Figure 4. Characterization of Cathepsin Off-Targets and Lysosomotropic Activity of Inhibitor 1/Probe 4.

Figure 4

(A) Characterization of CTSC as a specific off-target of inhibitor 1/probe 4. HEK293T cells recombinantly expressing CTSC were treated in situ with inhibitors (1–3; 10 µM, 2 hr) followed by probes (4–6; 1 µM 4 hr) and the soluble lysate was analyzed by gel-based ABPP (upper panel). Anti-CTSC western blotting was used to confirm equivalent protein expression in the samples (lower panel). Representative full-length labeled gel for CTSC is shown in Figure S5A. Mock transfected lanes are marked with the letter M.

(B) Comparing in vitro versus in situ reactivity of probe 4 with CTSC. HEK293T cells recombinantly expressing CTSC were treated in situ (inhibitor 1: 10 µM, 2 hr; and/or probe 4: 1 µM, 4 hr) or in vitro (inhibitor 1: 10 µM, 1 hr; followed by probe 4: 5 µM, 1 hr or 1 µM, 3 hr) and analyzed by gel-based ABPP (upper panel). Anti-CTSC western blotting was used to confirm equivalent protein expression in the samples (lower panel).

(C) Competitive ABPP of CTSC in vitro versus in situ with inhibitor 1–3 using the cathepsin-directed activity-based probe DCG-04. HEK293T cells recombinantly expressing CTSC were treated in situ with inhibitors 1–3 (10 µM, 2 hr) or in vitro with inhibitors 1–3 (10 µM, 1 hr) or E64 (10 µM, 1 hr) followed by DCG-04-rhodamine labeling in vitro (1 µM, 30 min) and analyzed by gel-based ABPP (upper panel). Anti-CTSC western blotting was used to confirm equivalent protein expression in the samples (lower panel). Mock transfected lanes are marked with the letter M.

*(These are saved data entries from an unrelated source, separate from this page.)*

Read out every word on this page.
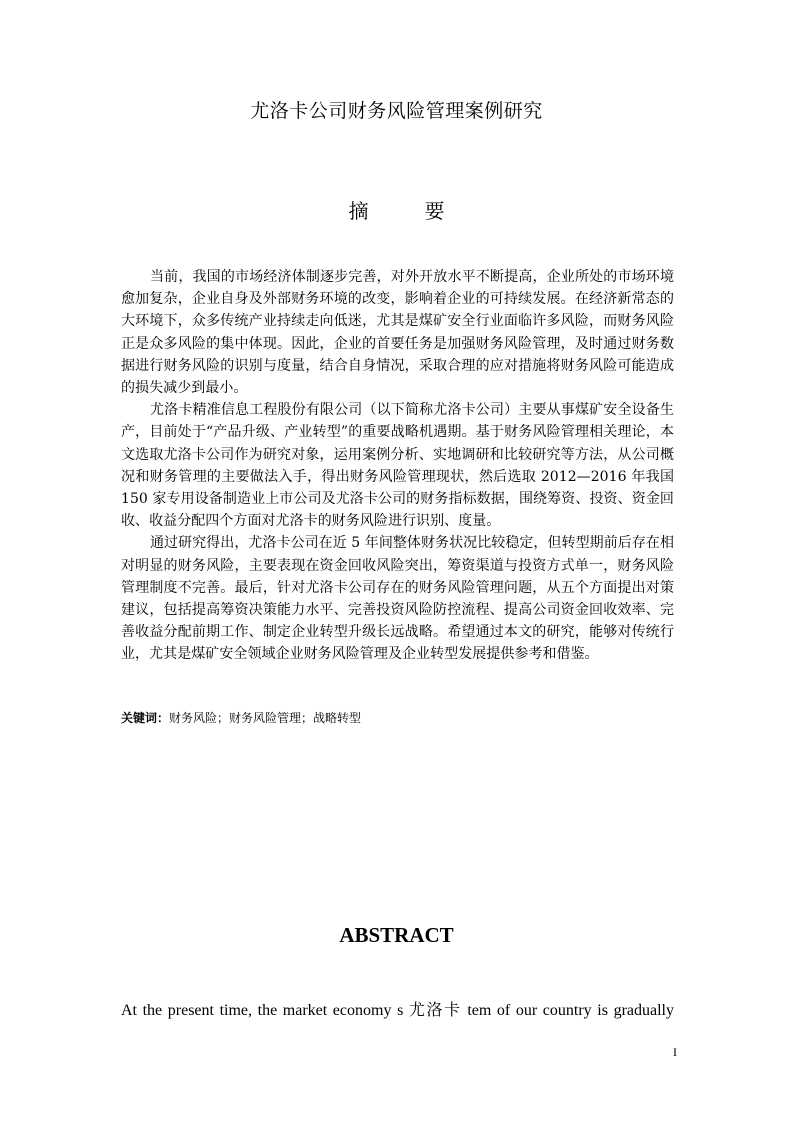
尤洛卡公司财务风险管理案例研究
摘　要

当前，我国的市场经济体制逐步完善，对外开放水平不断提高，企业所处的市场环境愈加复杂，企业自身及外部财务环境的改变，影响着企业的可持续发展。在经济新常态的大环境下，众多传统产业持续走向低迷，尤其是煤矿安全行业面临许多风险，而财务风险正是众多风险的集中体现。因此，企业的首要任务是加强财务风险管理，及时通过财务数据进行财务风险的识别与度量，结合自身情况，采取合理的应对措施将财务风险可能造成的损失减少到最小。

尤洛卡精准信息工程股份有限公司（以下简称尤洛卡公司）主要从事煤矿安全设备生产，目前处于“产品升级、产业转型”的重要战略机遇期。基于财务风险管理相关理论，本文选取尤洛卡公司作为研究对象，运用案例分析、实地调研和比较研究等方法，从公司概况和财务管理的主要做法入手，得出财务风险管理现状，然后选取 2012—2016 年我国 150 家专用设备制造业上市公司及尤洛卡公司的财务指标数据，围绕筹资、投资、资金回收、收益分配四个方面对尤洛卡的财务风险进行识别、度量。

通过研究得出，尤洛卡公司在近 5 年间整体财务状况比较稳定，但转型期前后存在相对明显的财务风险，主要表现在资金回收风险突出，筹资渠道与投资方式单一，财务风险管理制度不完善。最后，针对尤洛卡公司存在的财务风险管理问题，从五个方面提出对策建议，包括提高筹资决策能力水平、完善投资风险防控流程、提高公司资金回收效率、完善收益分配前期工作、制定企业转型升级长远战略。希望通过本文的研究，能够对传统行业，尤其是煤矿安全领域企业财务风险管理及企业转型发展提供参考和借鉴。

关键词：财务风险；财务风险管理；战略转型

ABSTRACT

At the present time, the market economy s 尤洛卡 tem of our country is gradually

I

(D) In situ reactivity of CTSC with probe 4 post-lysosomal neutralization. HEK293T cells recombinantly expressing CTSC were treated with NH4Cl (10 mM, 15 min) or bafilomycin A1 (10 nM, 15 min) prior to treatment with probe 4 (1 µM, 4 hr), after which cells were lysed and analyzed by gel-based ABPP (upper panel). Anti-CTSC western blotting was used to confirm equivalent protein expression in the samples (lower panel). Mock transfected lanes are marked with the letter M.

(E) In situ reactivity of probe 4 post-lysosomal neutralization in H1975 cells. H1975 cells were treated with NH4Cl (10 mM, 15 min) or bafilomycin A1 (10 nM, 15 min) prior to probe 4 labeling in situ (1 µM, 4 hr) and analyzed by gel-based ABPP (upper panel). The T790M-EGFR band is denoted with an arrow (<) and the cathepsin band with an asterisk (*). Right panel, representative tryptic peptide MS1 ratios for the indicated proteins from ABPP-SILAC experiments evaluating probe 4 reactivity in bafilomycin- versus DMSO-treated H1975 cells. Complete MS data for bafilomycin-treated H1975 cells is displayed graphically in Figure S5G.

(F) LTR (LysoTracker Red) staining of H1975 cells treated with inhibitors 1–3. H1975 cells were treated with indicated concentrations of inhibitors 1–3 (2 hr) and LTR staining was quantified. Data represents average values + SEM for three independent experiments.

For (A–E), all gel-based ABPP experiments and western blots were performed in duplicate or triplicate with consistent results.